My goal with this blog

I write about relevant changes in the way that people use the web and how startups are built to provide services and products for this ever changing wonderful thing we still know as "the web." As a former entrepreneur turned early-stage investor, my greatest hope is for this to be useful to other folks that are like me in the hopes that they can avoid some of the mistakes I've made.

Real computer companies are scarce: some thoughts on WWDC

It may be a sign of the times, but the most striking feature of the 2009 Apple Worldwide Developers Conference is that it would be hard to assemble this many people that are that familiar with all of the different layers of the computing stack under one roof were it any other company running this conference.

And it shows. From the low level tools like LLVM and their own compiler front end and the Open CL stuff to make a general purpose computing platform out of the gates on the GPU to the high level improvements to Finder and the native apps, these guys seem to have it all covered.

Snow Leopard and iPhone OS apparently share 85% of the same codebase which is a bit nutty given that the former runs basically super computers and the latter is made to fit in pockets. Grand Central provides new ways to enable multicore threads-based programming while Bonjour proxies allow peripherals on your home network to remain asleep for the 99% of the time they are not in use. Lithium polymer is the new black when it comes to integrated laptop battery technologies (that are supposedly greener) while the ARM 7 instruction set is the new jacks-to-enter for mobile instruction sets. The XCode debugger now can step backwards while at the same time allowing source level variable inspection. And to boot we're also getting 1,000 new improvements to the speed, stability, and look & feel of the applications we've come to depend on thanks to this new build toolset.

I'm droning on to make the point that the sheer breath of stack traversal from silicon to tooling to enduser applications and even web services that power new forms of micropayments is all being covered here. By one computer company— albeit one that stands on the shoulders of open source and the power of the Internet.

And while I'm on that topic, the new iPhone 3GS looks fantastic— a worthwhile upgrade for anyone who has come to depend on it as a key piece of their personal technology. AT&T is going to make no bones of the fact that this is an honest-to-goodness $700 mobile computer they are arming you with, which is why this is the new unlocked price of the high end unit— or $500 for the folks who rolled their hardware last year for the iPhone 3G and who don't want to wait until December to upgrade.

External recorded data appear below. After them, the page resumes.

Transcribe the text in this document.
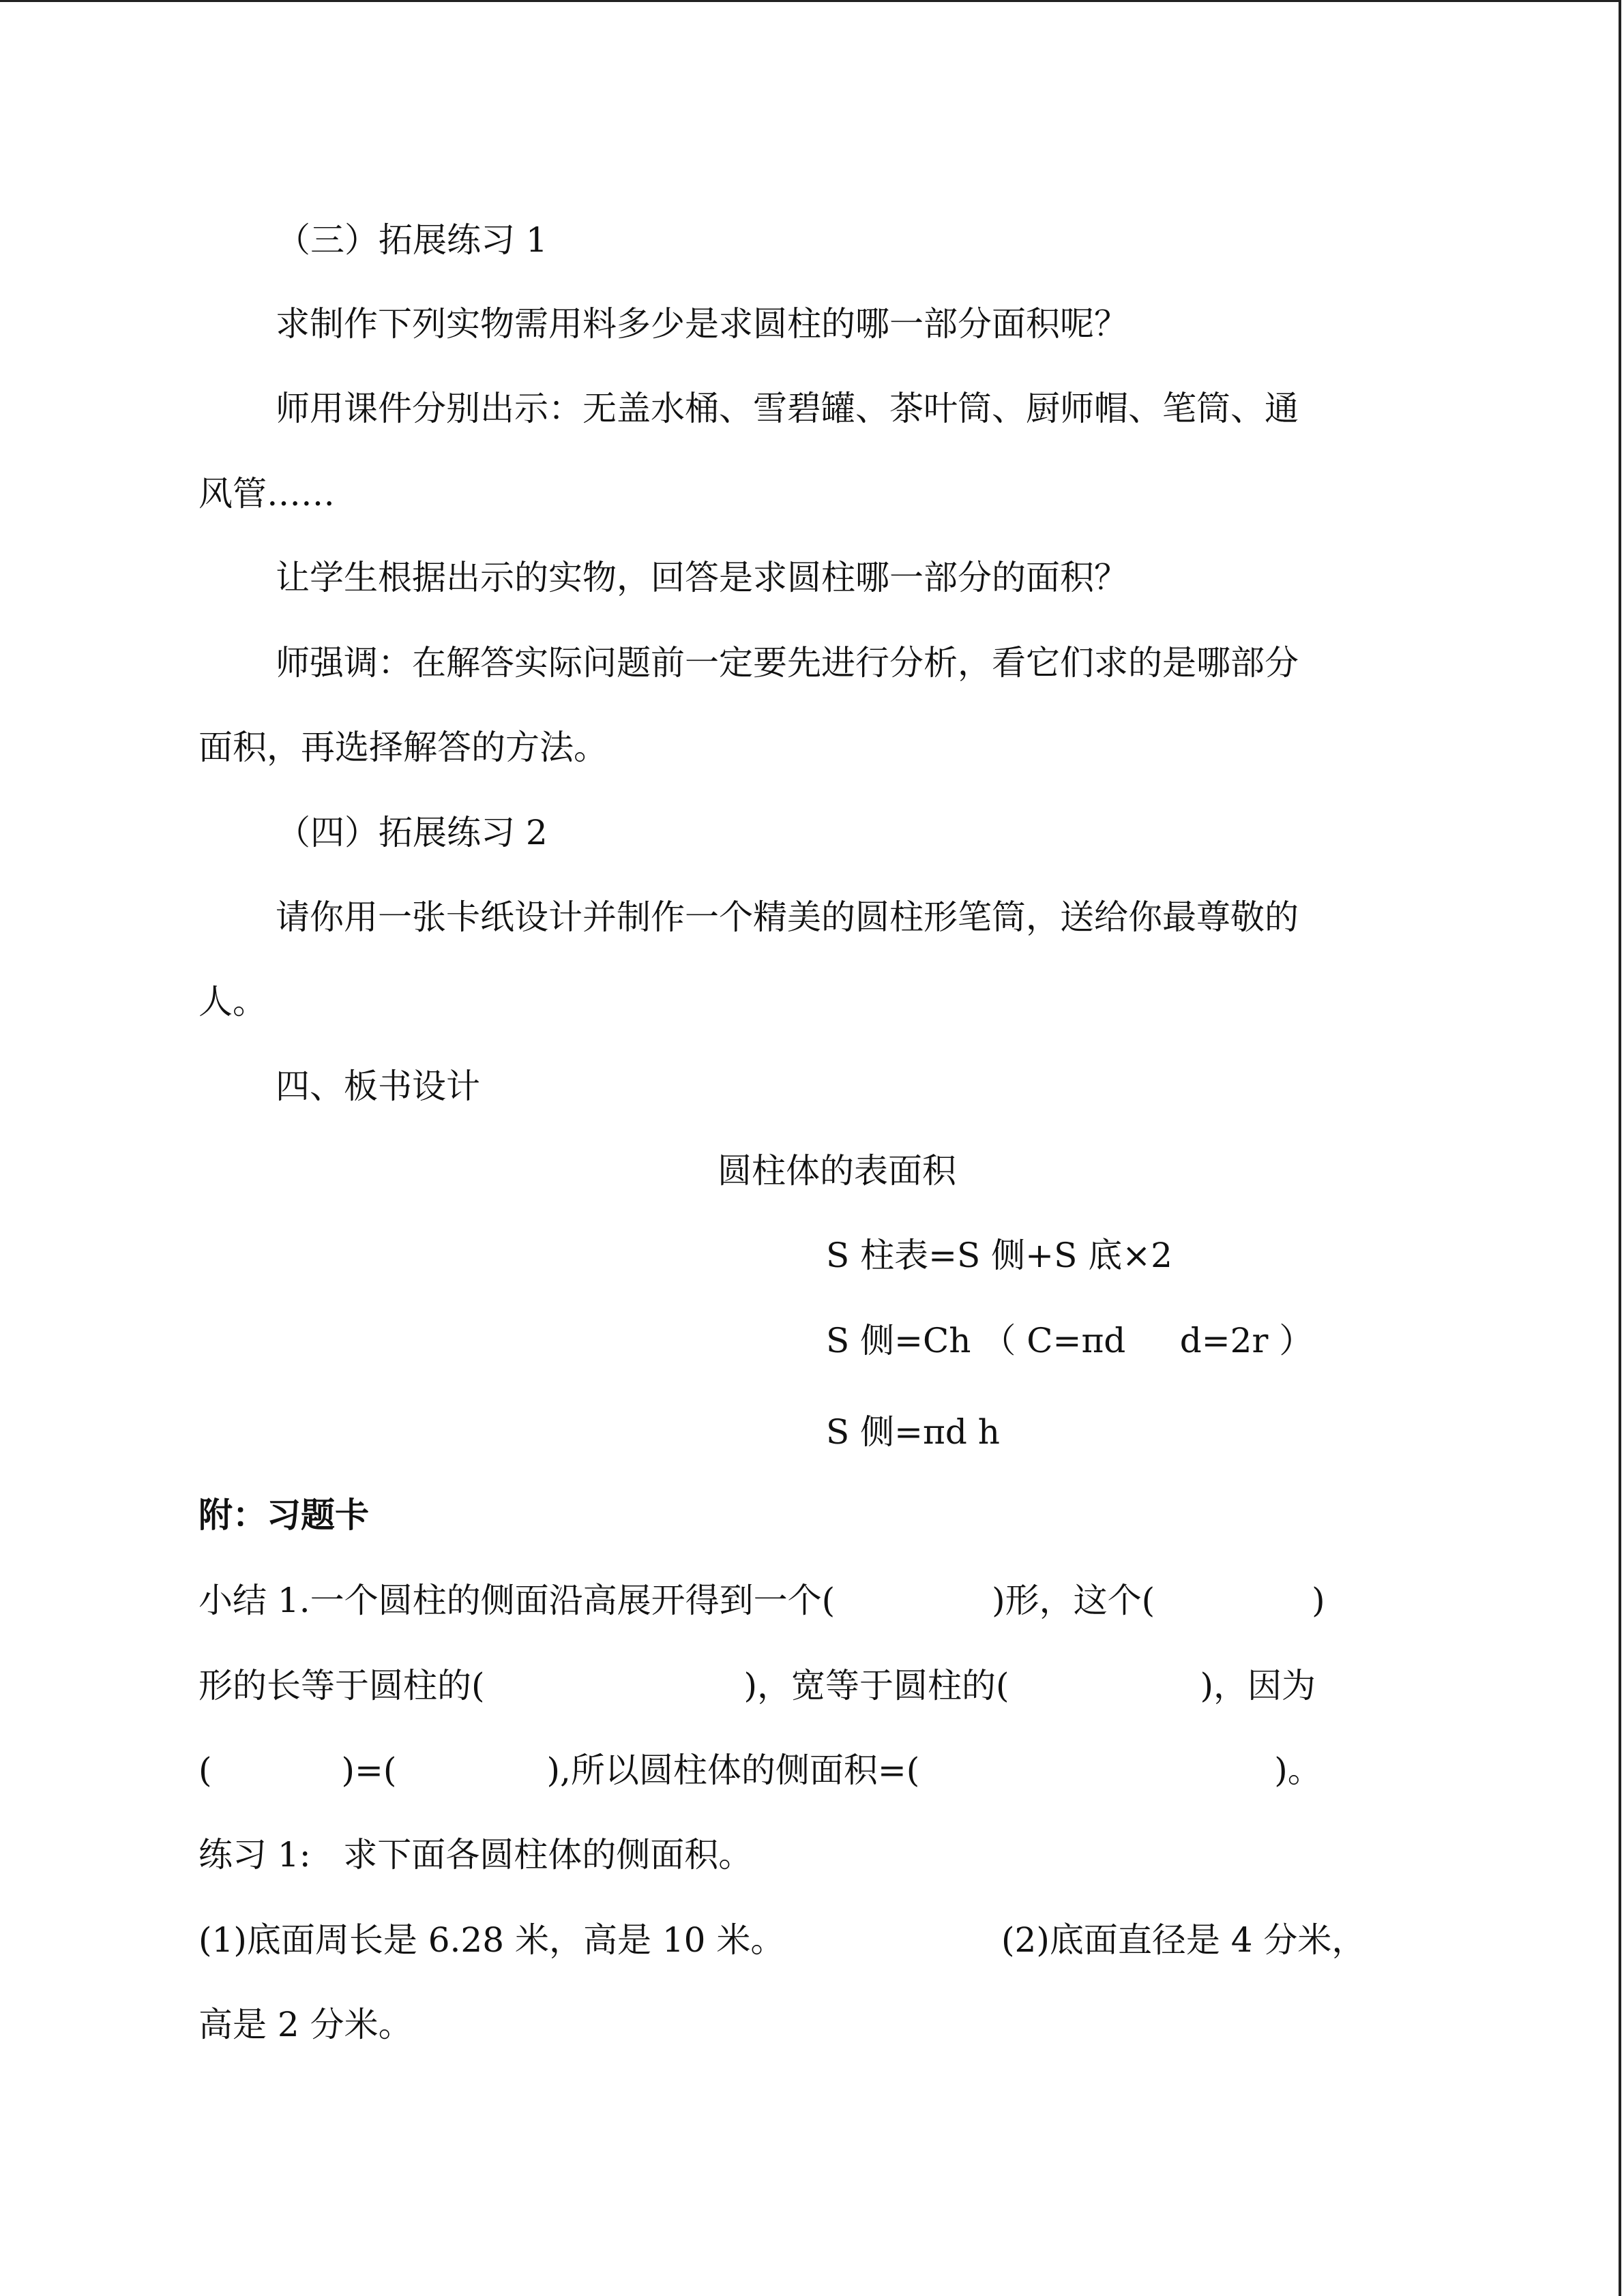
（三）拓展练习 1
求制作下列实物需用料多少是求圆柱的哪一部分面积呢？
师用课件分别出示：无盖水桶、雪碧罐、茶叶筒、厨师帽、笔筒、通
风管……
让学生根据出示的实物，回答是求圆柱哪一部分的面积？
师强调：在解答实际问题前一定要先进行分析，看它们求的是哪部分
面积，再选择解答的方法。
（四）拓展练习 2
请你用一张卡纸设计并制作一个精美的圆柱形笔筒，送给你最尊敬的
人。
四、板书设计
圆柱体的表面积
S 柱表=S 侧+S 底×2
S 侧=Ch （ C=πd     d=2r ）
S 侧=πd h
附：习题卡
小结 1.一个圆柱的侧面沿高展开得到一个(	)形，这个(	)
形的长等于圆柱的(	)，宽等于圆柱的(	)，因为
(	)=(	),所以圆柱体的侧面积=(	)。
练习 1:   求下面各圆柱体的侧面积。
(1)底面周长是 6.28 米，高是 10 米。	(2)底面直径是 4 分米，
高是 2 分米。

But you know what? This is actually not a bad thing. Subsidized business models are evil and it's time we consumers put a stop to them. They misalign the interests of the end users, the sales channel, and the folks who slave all day to make the products. I've seen it first hand in the printer industry, and I imagine that it's not much better when it comes to nickel-and-diming wireless carriers with their roach motel plans and inability to execute on behalf of the user.

So before folks start complaining, let's stop to consider that these are real honest-to-goodness computers being put in our pockets by what is perhaps the world's last standing Real Computer Company.